Und nach langem Kampf erfüllte Rom seine Pflicht und setzte Regeln, die den Frieden bedeuteten.“ – hier wich der Redner ein wenig von den Formulierungen der Aeneis, die als Grundlage für diese Gerichtsrede herhalten musste ab.
„Doch immer wieder gab es Stämme an den Grenzen des Imperiums, die diesen Frieden bedrohten. Geleitet von Neid auf den Reichtum ihrer Nachbarn, versuchen sie diesen zu rauben anstatt ihn durch ihrer eigenen Hände Arbeit zu erwirtschaften.“ Real hatten die Stämme dazu natürlich wenig Chancen, ebenso wie real die Sklavenhände den Reichtum erwirtschafteten und nicht die der Herren. Aber heute war kein Platz für Realitäten.

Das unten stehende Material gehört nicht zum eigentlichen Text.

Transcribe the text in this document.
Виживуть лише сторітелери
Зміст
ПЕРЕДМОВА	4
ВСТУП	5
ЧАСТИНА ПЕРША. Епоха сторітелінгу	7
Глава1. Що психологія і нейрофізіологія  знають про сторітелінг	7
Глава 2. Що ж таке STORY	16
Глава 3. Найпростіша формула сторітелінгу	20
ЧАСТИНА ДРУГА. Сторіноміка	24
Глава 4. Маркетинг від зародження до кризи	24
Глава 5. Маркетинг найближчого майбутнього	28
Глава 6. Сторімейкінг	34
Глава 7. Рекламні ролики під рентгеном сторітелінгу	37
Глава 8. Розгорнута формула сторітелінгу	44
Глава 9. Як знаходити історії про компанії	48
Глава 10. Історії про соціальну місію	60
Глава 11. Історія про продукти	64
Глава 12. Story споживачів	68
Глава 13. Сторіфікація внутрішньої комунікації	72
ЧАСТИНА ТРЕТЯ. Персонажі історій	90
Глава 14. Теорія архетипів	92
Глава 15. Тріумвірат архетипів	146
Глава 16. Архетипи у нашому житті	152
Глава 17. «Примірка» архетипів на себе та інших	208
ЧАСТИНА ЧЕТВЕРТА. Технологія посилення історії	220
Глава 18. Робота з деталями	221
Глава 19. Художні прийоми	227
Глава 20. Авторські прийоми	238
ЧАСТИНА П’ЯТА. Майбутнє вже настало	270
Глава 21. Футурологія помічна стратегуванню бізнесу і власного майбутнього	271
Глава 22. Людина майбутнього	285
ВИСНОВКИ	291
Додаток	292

„Diese Bedrohung für den Frieden und für jeden einzelnen Bewohner dieses von den Göttern gesegneten Reiches ist die Aufgabe und die Pflicht der ruhmreichen Legionen, der Schwerter und Schilde des Imperiums. Sie bewachen die Grenzen und schützen das Reich, wie sie Besitz und Leib eines jeden einzelnen seiner Bewohner schützen.“
Nun, endlich kam man zu Sache, so schien es, denn der Blick des Redners streifte ein letztes Mal über die Menge und verharrte bei den Männern. Einen Moment herrschte theatralisches Schweigen, dann erging sich der Richter in der Anklagerede.
„Die Bewohner jenes unglückseligen Dorfes, die heute hier vor ihrem Richter stehen, haben sich des Bruches gegen diesen von den Göttern geheiligten Frieden Roms schuldig gemacht. Einige von Ihnen haben ein praesidio entlang des limes angegriffen und als der centurio mit einer Patrouille den Grund für diesen ungerechtfertigten und frevlerischen Angriff zu erkunden suchte, legten sie ihm einen Hinterhalt.“
Die unrühmliche Rolle, die der centurio womöglich dabei gespielt hatte war für diesen Prozess nicht von Belang und nicht der Erwähnung wert. Dies war Sache der Disziplinierungsmaßnahmen der legio.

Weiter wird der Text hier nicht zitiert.